Juicio por el crimen de Isabel Carrasco
Agentes de la Policía Nacional de Madrid, durante su testificación en la decimotercera jornada del juicio por el crimen de la presidenta de la Diputación de León, Isabel Carrasco. J. Casares / EFE

Diversas pruebas periciales expuestas este martes ante el tribunal que juzga el asesinato de Isabel Carrasco apuntan a que Triana Martínez —una de las acusadas que siempre ha negado su implicación— tenía que conocer los planes de su madre, Montserrat González, para acabar con la vida de la dirigente política del PP.

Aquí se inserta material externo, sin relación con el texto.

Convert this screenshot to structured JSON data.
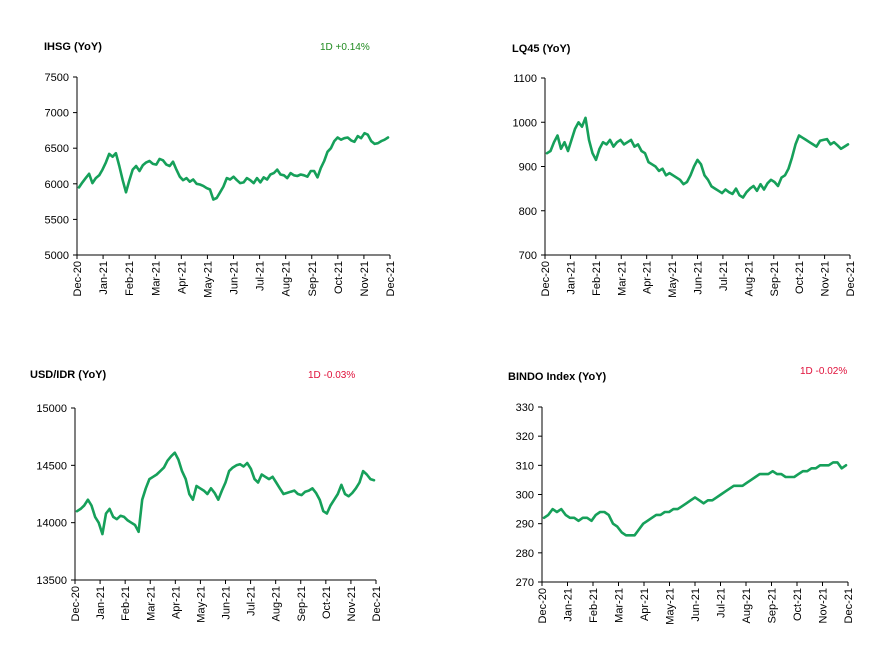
{
  "colors": {
    "line": "#16a05a",
    "positive": "#1f8a1f",
    "negative": "#e0103a"
  },
  "chart_data": [
    {
      "type": "line",
      "title": "IHSG (YoY)",
      "change_label": "1D +0.14%",
      "change_color": "positive",
      "ylim": [
        5000,
        7500
      ],
      "yticks": [
        5000,
        5500,
        6000,
        6500,
        7000,
        7500
      ],
      "ytick_labels": [
        "5000",
        "5500",
        "6000",
        "6500",
        "7000",
        "7500"
      ],
      "xticks": [
        "Dec-20",
        "Jan-21",
        "Feb-21",
        "Mar-21",
        "Apr-21",
        "May-21",
        "Jun-21",
        "Jul-21",
        "Aug-21",
        "Sep-21",
        "Oct-21",
        "Nov-21",
        "Dec-21"
      ],
      "series": [
        {
          "values": [
            5950,
            6020,
            6080,
            6140,
            6010,
            6080,
            6120,
            6200,
            6300,
            6420,
            6380,
            6430,
            6250,
            6050,
            5880,
            6050,
            6200,
            6250,
            6180,
            6260,
            6300,
            6320,
            6280,
            6270,
            6350,
            6330,
            6270,
            6250,
            6310,
            6200,
            6100,
            6050,
            6080,
            6030,
            6060,
            6000,
            5990,
            5970,
            5940,
            5920,
            5780,
            5800,
            5880,
            5960,
            6080,
            6060,
            6100,
            6050,
            6010,
            6020,
            6080,
            6050,
            6010,
            6080,
            6020,
            6090,
            6060,
            6130,
            6150,
            6200,
            6130,
            6120,
            6080,
            6150,
            6120,
            6110,
            6130,
            6120,
            6100,
            6180,
            6180,
            6090,
            6220,
            6320,
            6450,
            6500,
            6600,
            6650,
            6620,
            6640,
            6650,
            6610,
            6590,
            6670,
            6640,
            6710,
            6690,
            6600,
            6560,
            6570,
            6600,
            6620,
            6650
          ]
        }
      ]
    },
    {
      "type": "line",
      "title": "LQ45 (YoY)",
      "change_label": "",
      "ylim": [
        700,
        1100
      ],
      "yticks": [
        700,
        800,
        900,
        1000,
        1100
      ],
      "ytick_labels": [
        "700",
        "800",
        "900",
        "1000",
        "1100"
      ],
      "xticks": [
        "Dec-20",
        "Jan-21",
        "Feb-21",
        "Mar-21",
        "Apr-21",
        "May-21",
        "Jun-21",
        "Jul-21",
        "Aug-21",
        "Sep-21",
        "Oct-21",
        "Nov-21",
        "Dec-21"
      ],
      "series": [
        {
          "values": [
            930,
            935,
            955,
            970,
            940,
            955,
            935,
            960,
            985,
            1000,
            990,
            1010,
            960,
            930,
            915,
            940,
            955,
            950,
            960,
            945,
            955,
            960,
            950,
            955,
            960,
            945,
            950,
            935,
            930,
            910,
            905,
            900,
            890,
            895,
            880,
            885,
            880,
            875,
            870,
            860,
            865,
            880,
            900,
            915,
            905,
            880,
            870,
            855,
            850,
            845,
            840,
            848,
            842,
            838,
            850,
            835,
            830,
            842,
            850,
            856,
            845,
            860,
            848,
            862,
            870,
            865,
            856,
            875,
            880,
            895,
            920,
            950,
            970,
            965,
            960,
            955,
            950,
            945,
            958,
            960,
            962,
            950,
            955,
            948,
            940,
            945,
            950
          ]
        }
      ]
    },
    {
      "type": "line",
      "title": "USD/IDR  (YoY)",
      "change_label": "1D -0.03%",
      "change_color": "negative",
      "ylim": [
        13500,
        15000
      ],
      "yticks": [
        13500,
        14000,
        14500,
        15000
      ],
      "ytick_labels": [
        "13500",
        "14000",
        "14500",
        "15000"
      ],
      "xticks": [
        "Dec-20",
        "Jan-21",
        "Feb-21",
        "Mar-21",
        "Apr-21",
        "May-21",
        "Jun-21",
        "Jul-21",
        "Aug-21",
        "Sep-21",
        "Oct-21",
        "Nov-21",
        "Dec-21"
      ],
      "series": [
        {
          "values": [
            14100,
            14120,
            14150,
            14200,
            14150,
            14050,
            14000,
            13900,
            14080,
            14120,
            14050,
            14030,
            14060,
            14050,
            14020,
            14000,
            13980,
            13920,
            14200,
            14300,
            14380,
            14400,
            14420,
            14450,
            14480,
            14540,
            14580,
            14610,
            14550,
            14450,
            14380,
            14250,
            14200,
            14320,
            14300,
            14280,
            14250,
            14300,
            14260,
            14200,
            14280,
            14350,
            14450,
            14480,
            14500,
            14510,
            14490,
            14520,
            14470,
            14380,
            14350,
            14420,
            14400,
            14380,
            14400,
            14350,
            14300,
            14250,
            14260,
            14270,
            14280,
            14250,
            14240,
            14270,
            14280,
            14300,
            14260,
            14200,
            14100,
            14080,
            14150,
            14200,
            14250,
            14330,
            14250,
            14230,
            14260,
            14300,
            14350,
            14450,
            14420,
            14380,
            14370
          ]
        }
      ]
    },
    {
      "type": "line",
      "title": "BINDO Index (YoY)",
      "change_label": "1D -0.02%",
      "change_color": "negative",
      "ylim": [
        270,
        330
      ],
      "yticks": [
        270,
        280,
        290,
        300,
        310,
        320,
        330
      ],
      "ytick_labels": [
        "270",
        "280",
        "290",
        "300",
        "310",
        "320",
        "330"
      ],
      "xticks": [
        "Dec-20",
        "Jan-21",
        "Feb-21",
        "Mar-21",
        "Apr-21",
        "May-21",
        "Jun-21",
        "Jul-21",
        "Aug-21",
        "Sep-21",
        "Oct-21",
        "Nov-21",
        "Dec-21"
      ],
      "series": [
        {
          "values": [
            292,
            293,
            295,
            294,
            295,
            293,
            292,
            292,
            291,
            292,
            292,
            291,
            293,
            294,
            294,
            293,
            290,
            289,
            287,
            286,
            286,
            286,
            288,
            290,
            291,
            292,
            293,
            293,
            294,
            294,
            295,
            295,
            296,
            297,
            298,
            299,
            298,
            297,
            298,
            298,
            299,
            300,
            301,
            302,
            303,
            303,
            303,
            304,
            305,
            306,
            307,
            307,
            307,
            308,
            307,
            307,
            306,
            306,
            306,
            307,
            308,
            308,
            309,
            309,
            310,
            310,
            310,
            311,
            311,
            309,
            310
          ]
        }
      ]
    }
  ]
}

La principal prueba pericial que señala su implicación en el crimen, ocurrido el 12 de mayo de 2014, son los restos de "partículas de disparos" hallados en las botas "de media caña" que llevaba puestas el día del crimen.

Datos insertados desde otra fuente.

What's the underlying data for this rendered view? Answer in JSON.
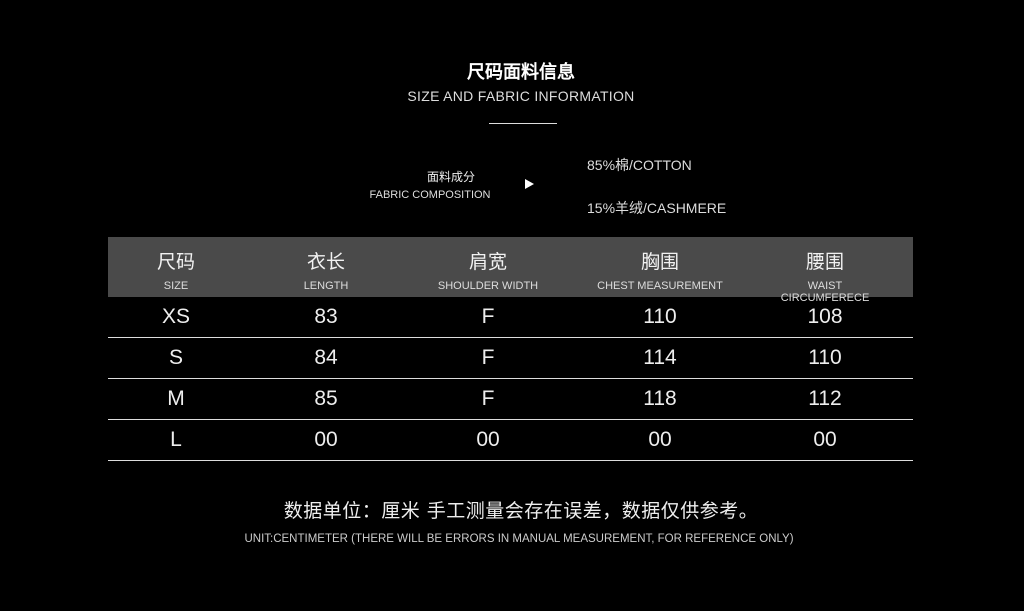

Estos restos probarían, según han sostenido los peritos, que hubo un "ensayo" de tiro previo al día del crimen, bien de la propia Triana o de alguien que se encontraba junto a ella.

La pólvora desmonta la versión de las acusadas

Este informe pericial desmonta de plano lo que siempre ha argumentado esta acusada, que sostiene que en ningún momento conoció los planes de su madre, autora confesa del asesinato, para acabar con la vida de Isabel Carrasco. Aunque consta en el sumario, este informe pericial no había sido destacado hasta ahora por ninguna de las partes personadas en la causa.

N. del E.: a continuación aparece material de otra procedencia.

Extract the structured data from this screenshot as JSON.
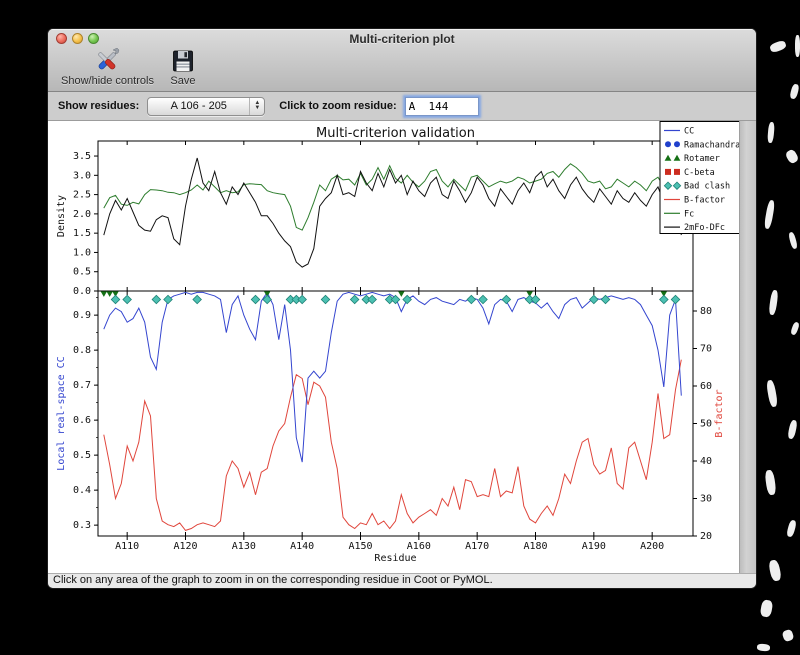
{
  "window": {
    "title": "Multi-criterion plot"
  },
  "toolbar": {
    "controls_label": "Show/hide controls",
    "save_label": "Save"
  },
  "controls": {
    "show_residues_label": "Show residues:",
    "range_value": "A 106 - 205",
    "zoom_label": "Click to zoom residue:",
    "zoom_value": "A  144"
  },
  "status": {
    "message": "Click on any area of the graph to zoom in on the corresponding residue in Coot or PyMOL."
  },
  "chart_data": {
    "type": "line",
    "title": "Multi-criterion validation",
    "xlabel": "Residue",
    "residue_start": 106,
    "x_range": [
      105,
      207
    ],
    "x_ticks": {
      "values": [
        110,
        120,
        130,
        140,
        150,
        160,
        170,
        180,
        190,
        200
      ],
      "labels": [
        "A110",
        "A120",
        "A130",
        "A140",
        "A150",
        "A160",
        "A170",
        "A180",
        "A190",
        "A200"
      ]
    },
    "top_panel": {
      "ylabel": "Density",
      "ylabel_color": "#111111",
      "ylim": [
        0,
        3.89
      ],
      "yticks": {
        "values": [
          0,
          0.5,
          1.0,
          1.5,
          2.0,
          2.5,
          3.0,
          3.5
        ],
        "labels": [
          "0.0",
          "0.5",
          "1.0",
          "1.5",
          "2.0",
          "2.5",
          "3.0",
          "3.5"
        ]
      },
      "series": [
        {
          "name": "Fc",
          "color": "#2e7d2e",
          "values": [
            2.15,
            2.42,
            2.48,
            2.25,
            2.22,
            2.3,
            2.26,
            2.5,
            2.63,
            2.62,
            2.6,
            2.56,
            2.55,
            2.5,
            2.55,
            2.62,
            2.75,
            2.62,
            2.85,
            2.7,
            2.55,
            2.6,
            2.55,
            2.57,
            2.76,
            2.78,
            2.77,
            2.76,
            2.6,
            2.55,
            2.52,
            2.5,
            2.2,
            1.65,
            1.58,
            1.9,
            2.3,
            2.75,
            2.6,
            2.9,
            3.0,
            2.88,
            2.9,
            2.75,
            3.05,
            2.75,
            2.9,
            3.2,
            2.9,
            3.25,
            2.92,
            2.8,
            3.0,
            2.82,
            2.7,
            2.85,
            3.1,
            3.15,
            2.85,
            2.7,
            2.9,
            2.75,
            2.6,
            2.95,
            3.0,
            2.85,
            2.7,
            2.78,
            2.85,
            2.8,
            2.85,
            2.95,
            2.9,
            2.8,
            2.85,
            2.9,
            3.05,
            3.1,
            2.95,
            3.15,
            3.3,
            3.2,
            3.05,
            2.85,
            2.8,
            2.85,
            2.65,
            2.7,
            2.9,
            2.8,
            2.7,
            2.85,
            2.75,
            2.6,
            2.85,
            2.95,
            2.7,
            2.35,
            2.65,
            2.6
          ]
        },
        {
          "name": "2mFo-DFc",
          "color": "#111111",
          "values": [
            1.45,
            2.0,
            2.35,
            2.1,
            2.4,
            2.05,
            1.7,
            1.58,
            1.55,
            1.85,
            1.95,
            1.9,
            1.35,
            1.2,
            2.2,
            2.9,
            3.45,
            2.8,
            2.6,
            3.1,
            2.55,
            2.25,
            2.7,
            2.5,
            2.8,
            2.55,
            2.3,
            1.95,
            1.95,
            1.75,
            1.5,
            1.3,
            1.15,
            0.75,
            0.62,
            0.7,
            1.1,
            2.2,
            2.4,
            2.55,
            3.0,
            2.5,
            2.55,
            2.45,
            3.1,
            2.8,
            2.6,
            3.05,
            2.7,
            3.15,
            2.8,
            3.0,
            2.5,
            2.85,
            2.6,
            2.45,
            2.8,
            2.95,
            2.5,
            2.4,
            2.85,
            2.6,
            2.3,
            2.55,
            2.95,
            2.75,
            2.4,
            2.2,
            2.65,
            2.45,
            2.25,
            2.6,
            2.8,
            2.55,
            2.95,
            3.1,
            2.7,
            2.9,
            2.6,
            2.4,
            2.75,
            2.95,
            2.65,
            2.45,
            2.3,
            2.65,
            2.45,
            2.25,
            2.6,
            2.4,
            2.3,
            2.55,
            2.35,
            2.2,
            2.5,
            2.7,
            2.3,
            1.55,
            2.6,
            1.45
          ]
        }
      ]
    },
    "bottom_panel": {
      "ylabel_left": "Local real-space CC",
      "ylabel_left_color": "#3445cf",
      "ylabel_right": "B-factor",
      "ylabel_right_color": "#e0463c",
      "ylim_left": [
        0.269,
        0.969
      ],
      "yticks_left": {
        "values": [
          0.3,
          0.4,
          0.5,
          0.6,
          0.7,
          0.8,
          0.9
        ],
        "labels": [
          "0.3",
          "0.4",
          "0.5",
          "0.6",
          "0.7",
          "0.8",
          "0.9"
        ]
      },
      "ylim_right": [
        20,
        85.33
      ],
      "yticks_right": {
        "values": [
          20,
          30,
          40,
          50,
          60,
          70,
          80
        ],
        "labels": [
          "20",
          "30",
          "40",
          "50",
          "60",
          "70",
          "80"
        ]
      },
      "series_left": {
        "name": "CC",
        "color": "#3445cf",
        "values": [
          0.86,
          0.9,
          0.92,
          0.91,
          0.88,
          0.89,
          0.92,
          0.88,
          0.78,
          0.745,
          0.88,
          0.945,
          0.955,
          0.96,
          0.965,
          0.96,
          0.965,
          0.965,
          0.96,
          0.955,
          0.945,
          0.85,
          0.93,
          0.955,
          0.9,
          0.86,
          0.83,
          0.94,
          0.965,
          0.93,
          0.83,
          0.93,
          0.8,
          0.55,
          0.48,
          0.72,
          0.74,
          0.72,
          0.74,
          0.85,
          0.94,
          0.96,
          0.965,
          0.96,
          0.955,
          0.96,
          0.965,
          0.96,
          0.955,
          0.96,
          0.95,
          0.91,
          0.945,
          0.955,
          0.94,
          0.93,
          0.945,
          0.95,
          0.94,
          0.935,
          0.93,
          0.945,
          0.94,
          0.95,
          0.945,
          0.92,
          0.875,
          0.93,
          0.945,
          0.94,
          0.91,
          0.945,
          0.95,
          0.94,
          0.935,
          0.92,
          0.935,
          0.91,
          0.89,
          0.93,
          0.945,
          0.95,
          0.92,
          0.935,
          0.95,
          0.945,
          0.95,
          0.955,
          0.95,
          0.945,
          0.95,
          0.945,
          0.93,
          0.9,
          0.87,
          0.8,
          0.695,
          0.9,
          0.945,
          0.67
        ]
      },
      "series_right": {
        "name": "B-factor",
        "color": "#e0463c",
        "values": [
          47,
          39,
          30,
          34,
          44,
          40,
          45,
          56,
          52,
          30,
          24,
          23,
          22.5,
          23.5,
          21.5,
          22,
          23,
          23.5,
          23,
          22.5,
          24,
          36,
          40,
          38,
          33,
          37,
          31,
          37,
          38,
          44,
          48,
          50,
          57,
          63,
          62,
          55,
          61,
          60,
          57,
          45,
          38,
          25,
          23,
          22,
          23.5,
          23,
          26,
          23,
          24,
          22,
          24,
          31,
          26,
          23.5,
          25,
          26,
          27,
          25.5,
          30,
          28,
          33,
          27,
          35,
          34.5,
          30.5,
          31,
          30.5,
          38,
          30.5,
          32,
          31.5,
          38.5,
          28,
          24.5,
          23.5,
          26,
          28,
          25.5,
          30,
          36.5,
          34,
          40,
          45,
          46,
          39,
          36.5,
          37.5,
          43.5,
          34,
          32.5,
          43.5,
          45,
          40,
          35,
          45,
          58,
          46,
          47,
          59,
          67
        ]
      },
      "markers": {
        "rotamer": {
          "color": "#157015",
          "residues": [
            106,
            107,
            108,
            134,
            157,
            179,
            202
          ]
        },
        "bad_clash": {
          "color": "#4cc0b2",
          "edge": "#1f8276",
          "residues": [
            108,
            110,
            115,
            117,
            122,
            132,
            134,
            138,
            139,
            140,
            144,
            149,
            151,
            152,
            155,
            156,
            158,
            169,
            171,
            175,
            179,
            180,
            190,
            192,
            202,
            204
          ]
        }
      }
    },
    "legend": {
      "position": "upper right",
      "entries": [
        {
          "label": "CC",
          "type": "line",
          "color": "#3445cf"
        },
        {
          "label": "Ramachandran",
          "type": "circles",
          "color": "#2040cc"
        },
        {
          "label": "Rotamer",
          "type": "triangles",
          "color": "#157015"
        },
        {
          "label": "C-beta",
          "type": "squares",
          "color": "#cc2d20"
        },
        {
          "label": "Bad clash",
          "type": "diamonds",
          "color": "#4cc0b2"
        },
        {
          "label": "B-factor",
          "type": "line",
          "color": "#e0463c"
        },
        {
          "label": "Fc",
          "type": "line",
          "color": "#2e7d2e"
        },
        {
          "label": "2mFo-DFc",
          "type": "line",
          "color": "#111111"
        }
      ]
    }
  }
}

Montserrat González declaró ante el tribunal que es la única responsable de la muerte de Isabel Carrasco y admitió que estaba "obsesionada" con ella porque había echado a su hija de la Diputación de León, donde ocupaba una plaza interina como ingeniera de telecomunicaciones, e igualmente consideraba que había cercenado su carrera política en el seno del PP.

Donde más restos de pólvora se encontró fue en los guantes de piel y las prendas que la asesina confesa llevaba puestos cuando disparó a Isabel Carrasco También se encontraron restos de pólvora en unos guantes de látex hallados en un registro de la casa de Triana horas de después del crimen, prueba evidente de que ella o su madre habían realizado prácticas de tiro con anterioridad al asesinato de Isabel Carrasco, lo que ambas siempre han negado.

En cualquier caso, los peritos han recalcado que donde más restos de pólvora se encontró fue en los guantes de piel y las prendas que la asesina confesa llevaba puestos cuando disparó sobre la dirigente política del PP.

Esas prendas fueron halladas minutos después del crimen en el maletero del coche de Triana cuando ambas fueron detenidas gracias a la intervención del policía jubilado que presenció el asesinato y siguió a Montserrat hasta propiciar su arresto.

Búsquedas 'online' para comprar armas

Otras pruebas que pesan contra Triana Martínez son que el historial de sus ordenadores revela que desde ellos se hicieron búsquedas para la compra de armas. "Comprar revólver online"; "Dónde comprar pistola con silenciador en España"; "Compra de revólver Taurus" o "Borrar número de serie" son algunas de las entradas halladas en los ordenadores de Triana.

Estos peritos han puesto de manifiesto que el arma utilizada en el crimen fue un revólver de la marca Taurus, con su número de serie punzonado, para cartuchos del calibre 32, apto para el disparo.

Asimismo, en el registro autorizado judicialmente en la casa de Triana Martínez, efectuado sobre las 00.29 horas del 13 de mayo de 2014, se halló también una pistola semiautomática marca Royal, sin número de serie visible, recamarada para cartuchos del calibre 7,65x17 milímetros y en condiciones de funcionar, así como diversos cartuchos aptos, respectivamente, para estas armas. En cualquier caso, esta pistola no se utilizó en el asesinato, según las pruebas de balística.

Según los peritos, Montserrat González optó por un arma de "sencillo" manejo que además es "fácil de esconder y poco pesada para una mujer", y que deja un "difícil rastro" al no expulsar vainas como sí hacen las pistolas.

Además, han llamado la atención sobre el hecho de que el revólver utilizado tiene una empuñadura de neopreno, lo que dificulta la localización de huellas dactilares, y han considerado lógico que la asesina confesa optara por este arma frente a la pistola porque el riesgo de que se encasquille es menor.

Por el asesinato del Isabel Carrasco, además de Montserrat González y de su hija, está también acusada la policía local Raquel Gago, que fue quien entregó el arma homicida en Comisaría treinta horas después del crimen y explicó que la había encontrado en su coche.

Según su versión, la habría dejado allí su amiga Triana, con quien se encontró "casualmente" en la calle minutos después del asesinato.